Segue abaixo moção de pesar aprovada pelo Conselho Universitário da UFRJ:

Moção de pesar do Conselho Universitário da UFRJ pelo falecimento da Professora Beatriz Heredia

É com imensa tristeza que comunicamos a perda de Beatriz Maria Alásia de Heredia, professora e lutadora exemplar pelos ideais acadêmicos, científicos e humanistas da UFRJ.

Beatriz era professora e pesquisadora de Antropologia no Instituto de Filosofia e Ciências Sociais (IFCS) da UFRJ, onde entrou por concurso em 1979, foi chefe de departamento, coordenadora do Programa de Pós-Graduação em Sociologia e Antropologia do IFCS e representante em conselhos superiores da UFRJ. Era vice-diretora do Colégio Brasileiro de Altos Estudos da UFRJ (CBAE) desde 2012. Era pesquisadora de nível 1 do CNPq.
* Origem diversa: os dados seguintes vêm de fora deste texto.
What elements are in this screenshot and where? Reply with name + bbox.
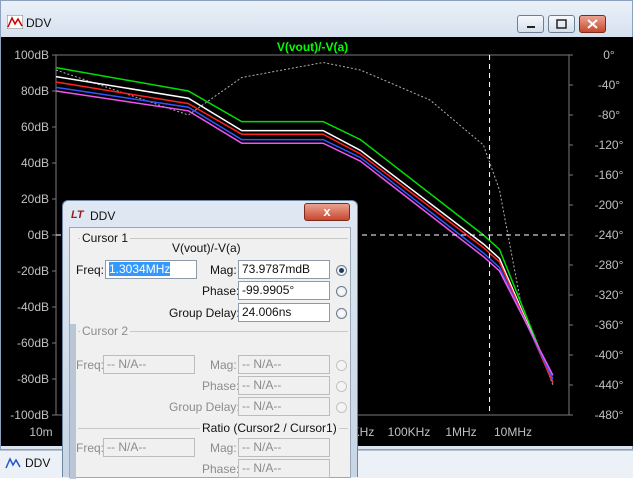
dialog-close-button[interactable]: x xyxy=(304,203,350,221)
cursor-dialog[interactable]: LT DDV x Cursor 1 V(vout)/-V(a) Freq: 1.… xyxy=(62,200,358,479)
y-left-tick-label: -60dB xyxy=(17,336,49,350)
y-right-tick-label: -440° xyxy=(595,378,624,392)
maximize-button[interactable] xyxy=(548,15,575,33)
y-left-tick-label: 80dB xyxy=(21,84,49,98)
y-left-tick-label: 100dB xyxy=(14,48,49,62)
x-tick-label: 1MHz xyxy=(445,425,476,439)
cursor1-expression: V(vout)/-V(a) xyxy=(172,241,241,255)
status-label: DDV xyxy=(25,456,51,470)
x-tick-label: 100KHz xyxy=(388,425,431,439)
cursor2-freq-label: Freq: xyxy=(76,358,105,372)
ratio-phase-label: Phase: xyxy=(202,462,240,476)
close-icon xyxy=(587,19,598,29)
x-tick-label: 10MHz xyxy=(494,425,532,439)
cursor2-label: Cursor 2 xyxy=(80,324,131,338)
cursor2-mag-radio[interactable] xyxy=(336,360,347,371)
ratio-label: Ratio (Cursor2 / Cursor1) xyxy=(200,421,339,435)
cursor2-phase-label: Phase: xyxy=(202,379,240,393)
plot-title: V(vout)/-V(a) xyxy=(277,40,348,54)
window-title: DDV xyxy=(26,16,52,30)
y-left-tick-label: -20dB xyxy=(17,264,49,278)
cursor1-group-delay-field[interactable]: 24.006ns xyxy=(238,303,330,322)
y-left-tick-label: 60dB xyxy=(21,120,49,134)
cursor2-group-delay-radio[interactable] xyxy=(336,402,347,413)
waveform-icon xyxy=(7,15,23,29)
cursor1-freq-label: Freq: xyxy=(76,263,105,277)
close-button[interactable] xyxy=(579,15,606,33)
maximize-icon xyxy=(556,19,567,29)
dialog-body: Cursor 1 V(vout)/-V(a) Freq: 1.3034MHz M… xyxy=(69,227,351,479)
ratio-mag-label: Mag: xyxy=(210,441,237,455)
cursor1-mag-field[interactable]: 73.9787mdB xyxy=(238,260,330,279)
close-icon: x xyxy=(323,204,331,219)
y-right-tick-label: -40° xyxy=(598,78,620,92)
dialog-title: DDV xyxy=(90,209,116,223)
cursor2-mag-label: Mag: xyxy=(210,358,237,372)
ratio-group xyxy=(78,428,348,488)
cursor1-group-delay-radio[interactable] xyxy=(336,308,347,319)
cursor1-phase-field[interactable]: -99.9905° xyxy=(238,281,330,300)
cursor2-mag-field[interactable]: -- N/A-- xyxy=(238,355,330,374)
cursor2-phase-radio[interactable] xyxy=(336,381,347,392)
y-right-tick-label: -200° xyxy=(595,198,624,212)
y-right-tick-label: 0° xyxy=(603,48,615,62)
ltspice-logo: LT xyxy=(71,209,84,221)
y-left-tick-label: 0dB xyxy=(28,228,49,242)
cursor2-group-delay-field[interactable]: -- N/A-- xyxy=(238,397,330,416)
cursor1-freq-value: 1.3034MHz xyxy=(109,262,171,276)
y-right-tick-label: -400° xyxy=(595,348,624,362)
ratio-freq-field[interactable]: -- N/A-- xyxy=(103,438,195,457)
x-tick-label: 10m xyxy=(29,425,52,439)
cursor2-freq-field[interactable]: -- N/A-- xyxy=(103,355,195,374)
y-right-tick-label: -320° xyxy=(595,288,624,302)
y-right-tick-label: -280° xyxy=(595,258,624,272)
y-right-tick-label: -480° xyxy=(595,408,624,422)
y-right-tick-label: -160° xyxy=(595,168,624,182)
ratio-phase-field[interactable]: -- N/A-- xyxy=(238,459,330,478)
y-left-tick-label: -100dB xyxy=(10,408,49,422)
cursor2-phase-field[interactable]: -- N/A-- xyxy=(238,376,330,395)
cursor1-mag-label: Mag: xyxy=(210,263,237,277)
cursor1-label: Cursor 1 xyxy=(80,231,131,245)
y-right-tick-label: -120° xyxy=(595,138,624,152)
dialog-scrollbar[interactable] xyxy=(70,324,76,479)
minimize-button[interactable] xyxy=(517,15,544,33)
cursor1-phase-label: Phase: xyxy=(202,284,240,298)
y-left-tick-label: -80dB xyxy=(17,372,49,386)
y-right-tick-label: -240° xyxy=(595,228,624,242)
cursor1-phase-radio[interactable] xyxy=(336,286,347,297)
ratio-freq-label: Freq: xyxy=(76,441,105,455)
y-right-tick-label: -80° xyxy=(598,108,620,122)
ratio-mag-field[interactable]: -- N/A-- xyxy=(238,438,330,457)
y-right-tick-label: -360° xyxy=(595,318,624,332)
cursor1-mag-radio[interactable] xyxy=(336,265,347,276)
cursor1-freq-field[interactable]: 1.3034MHz xyxy=(105,260,197,279)
y-left-tick-label: -40dB xyxy=(17,300,49,314)
waveform-icon xyxy=(5,457,21,469)
cursor1-group-delay-label: Group Delay: xyxy=(169,306,240,320)
y-left-tick-label: 20dB xyxy=(21,192,49,206)
y-left-tick-label: 40dB xyxy=(21,156,49,170)
cursor2-group-delay-label: Group Delay: xyxy=(169,400,240,414)
minimize-icon xyxy=(527,26,535,28)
Fez mestrado (1971-76) e doutorado (1979-1986) no Museu Nacional (Programa de Pós-Graduação em Antropologia Social, PPGAS). Fez pós-doutorado na Ecole des Hautes Etudes en Sciences Sociales de Paris em 1992.

Nascida em Santa Fé, Argentina, foi graduada em História pela Universidade Nacional de Córdoba. Ali foi professora entre 1973 e 1975, ano em que foi expulsa da universidade com mais 150 colegas e no ano seguinte se refugiou no Brasil, escapando ao início do terrorismo de estado naquele país que se prolongou até 1983. Foi acolhida no grupo de pesquisa sobre campesinato no PPGAS do Museu Nacional entre 1976 e 1978. Em seguida fez concurso para o IFCS. Naturalizou-se brasileira e tinha assim uma cultura bi-nacional que por sinal muito contribuiu para o intercâmbio entre a Argentina e o Brasil na área de Antropologia. Ajudou na formação de muitos colegas argentinos que para cá vieram estudar num momento em que a pós-graduação na Argentina ia sendo retomada desde 1986.

Suas linhas de pesquisa se referiam à antropologia do campesinato e da família, à antropologia da política, do meio ambiente e dos movimentos sociais. Tinha diversos livros de sua autoria e de co-autoria nesses temas. Foi nos últimos anos coordenadora do Programa de Memória dos Movimentos Sociais (Memov) do CBAE-UFRJ que ajudou a fundar.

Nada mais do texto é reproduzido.